July 3, 2022

Recent FOMC Participants Statements Update

Unconditional means unconditional

An update on the latest FOMC participants’ statements on inflation and possible path for monetary policy. 

We have heard from: Powell, Williams, Mester, and Daly.

Keep in mind

The FOMC participants who spoke last week reiterated that the Fed commitment to reducing inflation is “unconditional”. Most participants are onboard (or directly forecasting) a significant deceleration of real output growth, although none is expecting a recession. Consequently (via Okun’s law), most participants expect the unemployment rate to rise in the upcoming months/years. The informal consensus seems to be that a rise of the unemployment rate to 4%-ish would be tolerated and considered a soft-landing. In other words, “unconditional” means unconditional: first, bring inflation down; then, re-assess.

FOMC-meter

Dovish

Leal Brainard

John Williams

Charles Evans

Mary C. Daly

Neel Kashkari

Neutral

Jerome H. Powell

Michelle W. Bowman

Philip N. Jefferson

Lisa D. Cook

Thomas I. Barkin

Raphael Bostic

 

Hawkish

Christopher Waller

James Bullard

Esther L. George

Loretta J. Mester

Patrick T. Harker

Jerome H. Powell – Chair – Neutral

June 29

From Reuters (here).

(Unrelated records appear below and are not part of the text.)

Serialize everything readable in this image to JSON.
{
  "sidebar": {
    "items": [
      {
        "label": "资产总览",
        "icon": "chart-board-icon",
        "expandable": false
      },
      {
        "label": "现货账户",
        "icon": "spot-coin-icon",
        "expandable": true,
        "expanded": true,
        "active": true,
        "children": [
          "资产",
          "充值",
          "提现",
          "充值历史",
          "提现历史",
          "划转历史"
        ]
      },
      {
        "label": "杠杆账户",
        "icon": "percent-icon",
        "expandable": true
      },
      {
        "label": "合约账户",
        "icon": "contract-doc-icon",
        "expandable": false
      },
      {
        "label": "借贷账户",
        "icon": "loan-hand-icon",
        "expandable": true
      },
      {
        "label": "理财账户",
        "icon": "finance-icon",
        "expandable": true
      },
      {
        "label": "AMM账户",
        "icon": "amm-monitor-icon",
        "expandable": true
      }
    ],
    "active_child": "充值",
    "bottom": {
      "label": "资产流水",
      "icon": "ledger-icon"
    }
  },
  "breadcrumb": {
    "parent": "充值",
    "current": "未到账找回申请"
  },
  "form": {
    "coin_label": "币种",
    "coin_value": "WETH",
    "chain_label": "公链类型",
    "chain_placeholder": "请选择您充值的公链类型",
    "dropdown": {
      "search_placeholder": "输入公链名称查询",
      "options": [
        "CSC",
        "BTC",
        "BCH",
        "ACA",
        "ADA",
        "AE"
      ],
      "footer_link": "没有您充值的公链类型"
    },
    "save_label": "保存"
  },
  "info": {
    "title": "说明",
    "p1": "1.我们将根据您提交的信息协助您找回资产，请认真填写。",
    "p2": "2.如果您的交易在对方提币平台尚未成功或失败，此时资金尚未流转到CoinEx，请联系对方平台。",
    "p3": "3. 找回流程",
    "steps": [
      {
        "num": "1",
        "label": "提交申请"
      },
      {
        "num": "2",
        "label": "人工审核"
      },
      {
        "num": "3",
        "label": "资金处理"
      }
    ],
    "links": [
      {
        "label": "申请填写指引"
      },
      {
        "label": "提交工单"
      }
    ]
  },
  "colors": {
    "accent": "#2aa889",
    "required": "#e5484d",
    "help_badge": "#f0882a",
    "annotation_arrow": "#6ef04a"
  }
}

The Federal Reserve will not let the economy slip into a “higher inflation regime” even if it means raising interest rates to levels that put growth at risk, Fed Chair Jerome Powell said on Wednesday in remarks emphasizing the U.S. central bank’s do-whatever-it-takes approach to tempering future price hikes.

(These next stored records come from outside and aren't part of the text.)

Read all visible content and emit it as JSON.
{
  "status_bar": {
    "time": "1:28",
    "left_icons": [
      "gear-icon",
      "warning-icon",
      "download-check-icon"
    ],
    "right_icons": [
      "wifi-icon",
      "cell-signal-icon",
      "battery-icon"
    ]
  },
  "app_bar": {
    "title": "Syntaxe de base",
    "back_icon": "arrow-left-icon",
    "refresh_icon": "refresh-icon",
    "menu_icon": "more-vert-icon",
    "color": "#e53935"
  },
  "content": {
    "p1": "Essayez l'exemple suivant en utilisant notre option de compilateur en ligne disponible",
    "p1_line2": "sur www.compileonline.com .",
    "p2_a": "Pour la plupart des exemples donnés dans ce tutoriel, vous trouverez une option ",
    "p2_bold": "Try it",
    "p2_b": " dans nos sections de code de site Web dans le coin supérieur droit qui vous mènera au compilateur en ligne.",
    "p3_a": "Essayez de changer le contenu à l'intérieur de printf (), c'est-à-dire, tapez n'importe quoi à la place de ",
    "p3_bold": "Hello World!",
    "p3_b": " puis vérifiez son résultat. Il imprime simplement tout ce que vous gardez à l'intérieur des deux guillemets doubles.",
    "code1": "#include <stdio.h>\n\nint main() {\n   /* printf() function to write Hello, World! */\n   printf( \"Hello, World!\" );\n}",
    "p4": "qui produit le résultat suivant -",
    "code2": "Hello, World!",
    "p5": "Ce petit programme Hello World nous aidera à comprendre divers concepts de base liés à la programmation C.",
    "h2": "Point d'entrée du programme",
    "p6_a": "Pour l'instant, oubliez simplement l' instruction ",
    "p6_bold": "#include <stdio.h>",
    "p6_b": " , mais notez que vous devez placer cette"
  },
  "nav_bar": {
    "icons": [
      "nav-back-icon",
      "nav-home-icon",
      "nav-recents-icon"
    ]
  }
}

“The clock is kind of running on how long will you remain in a low-inflation regime … The risk is that because of the multiplicity of shocks you start to transition into a higher inflation regime, and our job is to literally prevent that from happening and we will prevent that from happening,” Powell said at a European Central Bank conference.

While “there is a risk” the Fed slows the economy more than needed to bring inflation back to the central bank’s 2% target, Powell said, “I would not agree that is the bigger risk. The bigger mistake would be to fail to restore price stability.”

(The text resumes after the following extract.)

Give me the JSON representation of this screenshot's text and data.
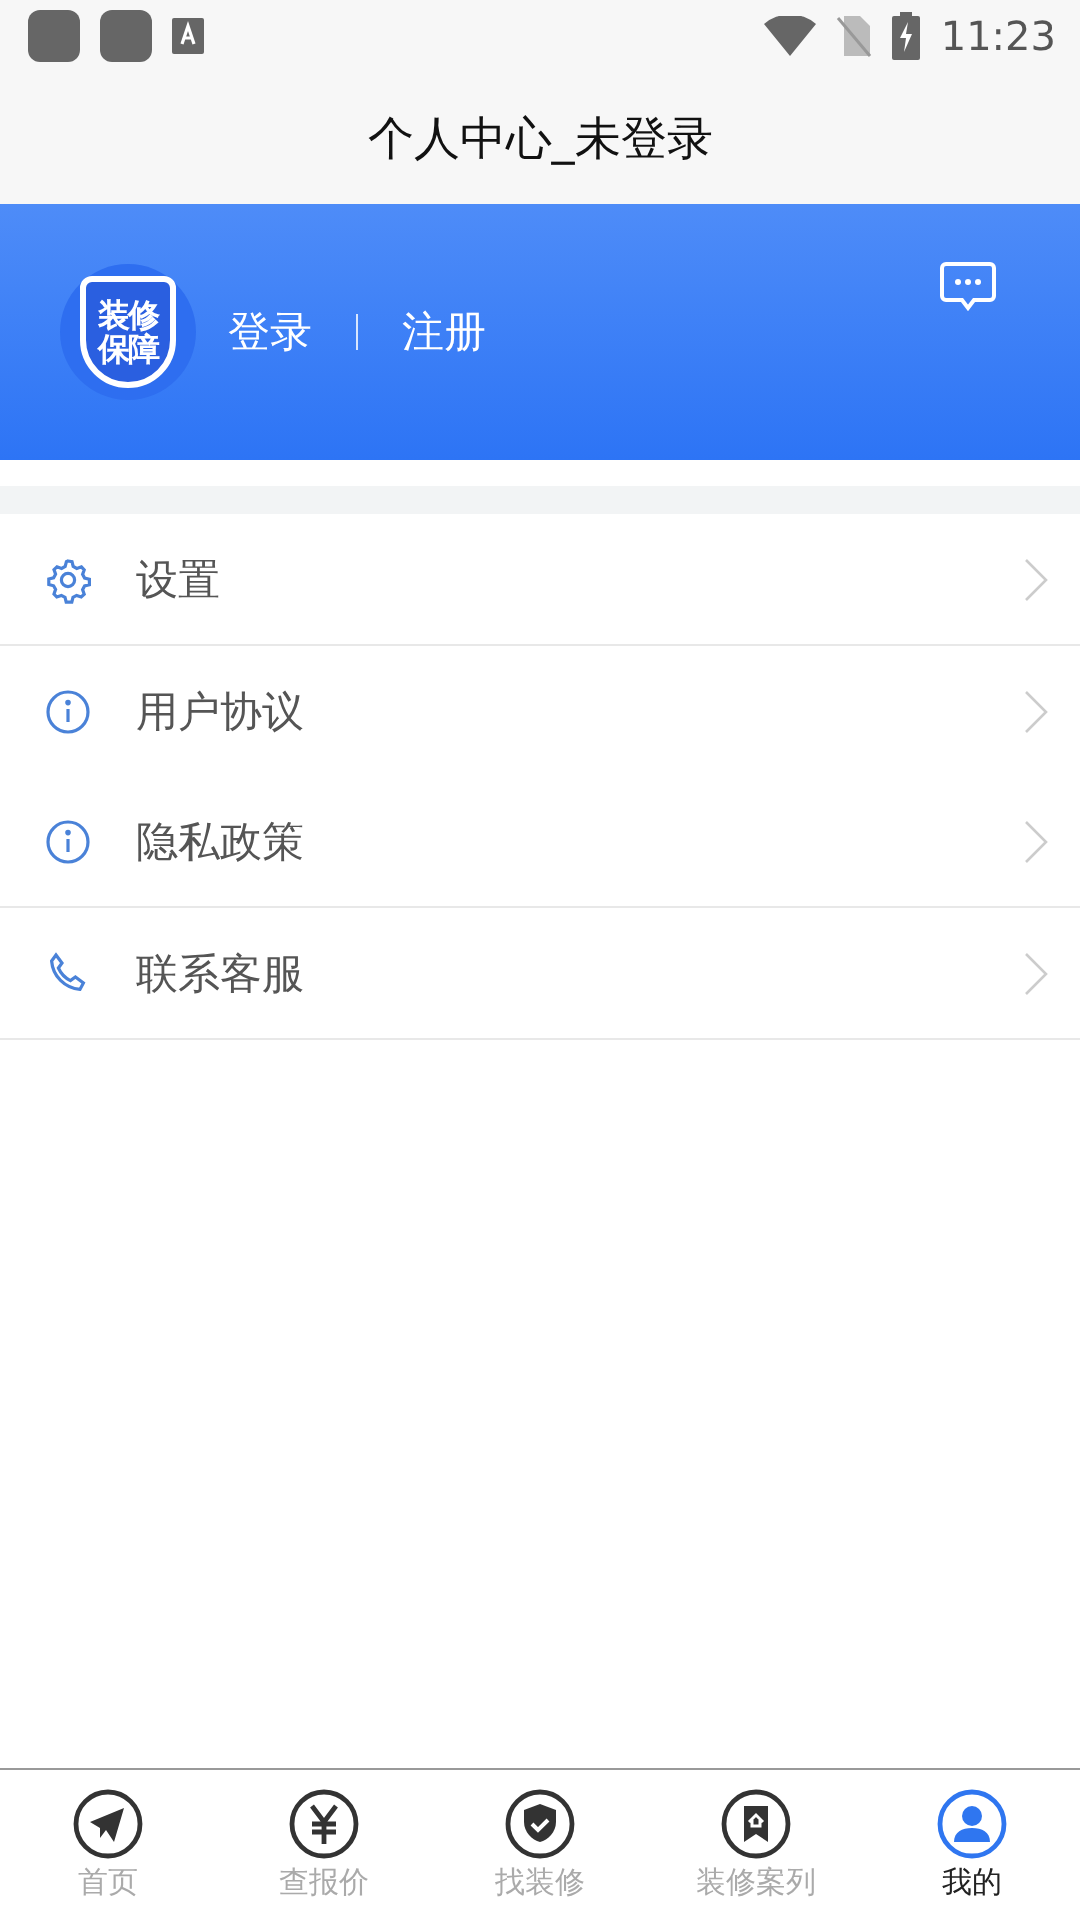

Powell said the U.S. economy remains “in pretty strong shape,” and, he feels, will be able to cope with tighter credit conditions while avoiding recession or even a significant rise in the unemployment rate.

But the path to that so-called “soft landing” is becoming “significantly more challenging” the longer that high inflation lasts, Powell said, and policymakers are particularly attuned to the risk that public expectations about the future behavior of wages and prices may eventually accelerate as well.

From Bloomberg (here). “Since the pandemic, we’ve been living in a world where the economy has been driven by very different forces,” Federal Reserve Chair Jerome Powell said on a panel moderated by Bloomberg Television’s Francine Lacqua.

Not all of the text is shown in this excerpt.